Try getting some other headphones with a cord. If you still don't like the sound quality, then get an mp3 player. The $35 Sandisk Clip+ 4GB has great sound quality and a micro SDHC card slot, so you can add a card up to 32GB. A 32GB card is only around $35, while a 16GB card is around $18.
 
Jan 16, 2012 at 2:12 AM Post #3 of 3
Thanks JK1, could you please help me understand why bluetooth decreases sound quality?
If the A2DP bluetooth profile is used, there should be more than enough bandwith available to stream high quality audio.

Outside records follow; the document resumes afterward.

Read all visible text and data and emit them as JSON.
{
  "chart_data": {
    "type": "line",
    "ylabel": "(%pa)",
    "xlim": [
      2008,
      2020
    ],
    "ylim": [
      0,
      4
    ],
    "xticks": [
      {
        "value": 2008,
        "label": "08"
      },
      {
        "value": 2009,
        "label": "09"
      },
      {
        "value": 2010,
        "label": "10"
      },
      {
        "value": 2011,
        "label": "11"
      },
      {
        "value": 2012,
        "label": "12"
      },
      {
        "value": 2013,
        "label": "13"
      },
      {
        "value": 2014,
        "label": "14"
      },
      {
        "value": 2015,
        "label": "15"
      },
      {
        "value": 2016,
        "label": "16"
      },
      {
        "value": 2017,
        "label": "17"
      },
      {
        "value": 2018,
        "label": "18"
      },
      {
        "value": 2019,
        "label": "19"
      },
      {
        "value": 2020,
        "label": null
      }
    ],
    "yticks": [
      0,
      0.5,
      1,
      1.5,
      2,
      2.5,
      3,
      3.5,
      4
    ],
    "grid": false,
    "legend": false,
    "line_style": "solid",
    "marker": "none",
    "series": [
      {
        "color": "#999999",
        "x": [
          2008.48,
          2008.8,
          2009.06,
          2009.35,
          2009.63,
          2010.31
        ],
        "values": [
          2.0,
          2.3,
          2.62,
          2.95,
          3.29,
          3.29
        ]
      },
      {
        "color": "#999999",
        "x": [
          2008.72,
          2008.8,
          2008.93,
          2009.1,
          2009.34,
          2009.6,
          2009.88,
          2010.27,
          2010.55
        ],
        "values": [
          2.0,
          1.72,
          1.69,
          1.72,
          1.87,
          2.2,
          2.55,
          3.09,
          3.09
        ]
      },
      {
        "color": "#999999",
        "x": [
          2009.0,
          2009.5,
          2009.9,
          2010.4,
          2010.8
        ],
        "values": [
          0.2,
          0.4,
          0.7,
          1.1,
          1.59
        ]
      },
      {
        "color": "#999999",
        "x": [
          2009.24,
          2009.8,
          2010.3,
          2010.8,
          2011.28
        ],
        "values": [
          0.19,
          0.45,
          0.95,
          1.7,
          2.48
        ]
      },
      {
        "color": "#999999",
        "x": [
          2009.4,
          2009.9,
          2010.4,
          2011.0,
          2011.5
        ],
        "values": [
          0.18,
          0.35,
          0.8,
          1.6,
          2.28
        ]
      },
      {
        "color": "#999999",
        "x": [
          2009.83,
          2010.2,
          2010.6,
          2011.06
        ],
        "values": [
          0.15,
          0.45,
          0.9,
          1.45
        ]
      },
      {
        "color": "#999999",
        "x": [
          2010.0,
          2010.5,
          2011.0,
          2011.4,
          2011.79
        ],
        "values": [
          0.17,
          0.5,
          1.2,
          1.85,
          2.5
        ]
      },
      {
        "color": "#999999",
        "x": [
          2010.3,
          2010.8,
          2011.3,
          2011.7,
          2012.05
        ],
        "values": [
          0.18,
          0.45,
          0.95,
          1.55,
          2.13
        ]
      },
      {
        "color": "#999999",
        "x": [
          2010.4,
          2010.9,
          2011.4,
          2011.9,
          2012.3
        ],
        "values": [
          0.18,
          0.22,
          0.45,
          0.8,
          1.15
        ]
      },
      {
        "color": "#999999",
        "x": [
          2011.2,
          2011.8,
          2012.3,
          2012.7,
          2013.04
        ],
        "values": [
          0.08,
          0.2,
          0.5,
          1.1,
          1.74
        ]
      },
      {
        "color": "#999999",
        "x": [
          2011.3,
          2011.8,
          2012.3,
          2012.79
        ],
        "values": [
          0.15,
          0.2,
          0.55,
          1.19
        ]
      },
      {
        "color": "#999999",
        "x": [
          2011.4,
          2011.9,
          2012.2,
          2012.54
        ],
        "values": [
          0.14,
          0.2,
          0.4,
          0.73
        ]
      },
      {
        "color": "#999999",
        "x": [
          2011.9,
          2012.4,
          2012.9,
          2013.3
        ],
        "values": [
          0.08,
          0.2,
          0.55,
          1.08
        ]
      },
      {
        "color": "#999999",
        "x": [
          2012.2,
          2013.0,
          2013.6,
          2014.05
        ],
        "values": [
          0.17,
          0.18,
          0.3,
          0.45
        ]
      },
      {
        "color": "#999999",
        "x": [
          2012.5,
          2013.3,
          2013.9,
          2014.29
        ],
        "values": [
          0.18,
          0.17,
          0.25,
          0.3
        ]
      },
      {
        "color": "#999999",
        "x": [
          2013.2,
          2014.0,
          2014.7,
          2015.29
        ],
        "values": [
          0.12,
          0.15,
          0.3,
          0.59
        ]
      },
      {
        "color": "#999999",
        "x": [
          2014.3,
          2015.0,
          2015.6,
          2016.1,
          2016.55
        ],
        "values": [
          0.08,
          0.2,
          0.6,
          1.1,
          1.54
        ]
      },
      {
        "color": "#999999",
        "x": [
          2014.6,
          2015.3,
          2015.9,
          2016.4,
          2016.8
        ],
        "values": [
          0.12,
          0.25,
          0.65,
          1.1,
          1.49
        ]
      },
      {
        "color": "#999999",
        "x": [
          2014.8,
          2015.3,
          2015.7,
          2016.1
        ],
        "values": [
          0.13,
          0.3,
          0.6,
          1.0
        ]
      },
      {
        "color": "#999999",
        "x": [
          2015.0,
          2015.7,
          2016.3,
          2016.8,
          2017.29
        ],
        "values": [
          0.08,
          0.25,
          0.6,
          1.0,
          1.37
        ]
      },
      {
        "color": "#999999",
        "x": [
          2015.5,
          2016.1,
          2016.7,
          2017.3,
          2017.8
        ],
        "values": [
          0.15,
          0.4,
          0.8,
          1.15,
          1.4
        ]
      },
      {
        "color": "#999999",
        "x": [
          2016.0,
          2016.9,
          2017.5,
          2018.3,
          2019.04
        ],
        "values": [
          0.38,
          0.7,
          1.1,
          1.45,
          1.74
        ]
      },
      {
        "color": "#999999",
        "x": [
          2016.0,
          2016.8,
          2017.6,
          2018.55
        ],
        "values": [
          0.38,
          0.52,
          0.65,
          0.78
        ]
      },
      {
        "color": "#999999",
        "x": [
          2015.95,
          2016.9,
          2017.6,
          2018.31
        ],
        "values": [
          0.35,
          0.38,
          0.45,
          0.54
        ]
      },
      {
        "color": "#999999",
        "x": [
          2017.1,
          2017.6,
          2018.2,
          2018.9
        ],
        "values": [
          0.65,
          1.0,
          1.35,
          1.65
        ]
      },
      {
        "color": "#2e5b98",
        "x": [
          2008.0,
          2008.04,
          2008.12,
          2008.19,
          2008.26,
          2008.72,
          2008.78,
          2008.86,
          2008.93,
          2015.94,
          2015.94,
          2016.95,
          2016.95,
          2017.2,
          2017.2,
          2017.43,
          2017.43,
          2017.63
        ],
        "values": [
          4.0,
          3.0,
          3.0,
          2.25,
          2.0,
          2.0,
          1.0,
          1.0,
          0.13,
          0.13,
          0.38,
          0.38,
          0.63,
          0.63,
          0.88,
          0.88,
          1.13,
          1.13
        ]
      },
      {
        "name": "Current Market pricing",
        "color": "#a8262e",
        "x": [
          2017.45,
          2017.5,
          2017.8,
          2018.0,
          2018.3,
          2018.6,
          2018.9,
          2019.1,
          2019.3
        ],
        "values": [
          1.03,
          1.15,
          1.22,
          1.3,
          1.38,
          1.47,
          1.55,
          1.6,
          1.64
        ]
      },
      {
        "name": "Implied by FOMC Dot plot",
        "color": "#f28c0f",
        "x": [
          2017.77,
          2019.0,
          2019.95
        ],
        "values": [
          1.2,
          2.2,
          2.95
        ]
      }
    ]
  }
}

Since the connection itself is digital, the sound quality should depend on the quality of the components in the bluetooth headphones (dac/amp), providing the dac/amp of the source device is bypassed.
 
If the dac and amp in the source component are not bypassed and the actual analog output is being converted into a digital bluetooth signal again, then I can very well imagine that the sound quality decreases.
But what would be the point in converting a digital audio source to analog and then to digital again for bluetooth transfer?
It seems much more efficient to send the digital audio source directly over bluetooth tot the headphones.
Yet I'm not a technical specialist, so I simply don't know. I would like to understand though.
 
Thanks for the advice about the Clip+, however I like the user interface of the HTC and I doubt that I can find my way that easy through 3500 songs on a Clip+ .. I also doubt that other headphones on the HTC will make much of a difference, as I am perfectly happy with the Grado SR60i's on our iPad2, iPod touch and Squeezebox touch/Cambridge Audio 650A amp. I also tried my Sennheiser PX100 headphones on the HTC with the same disappointing results.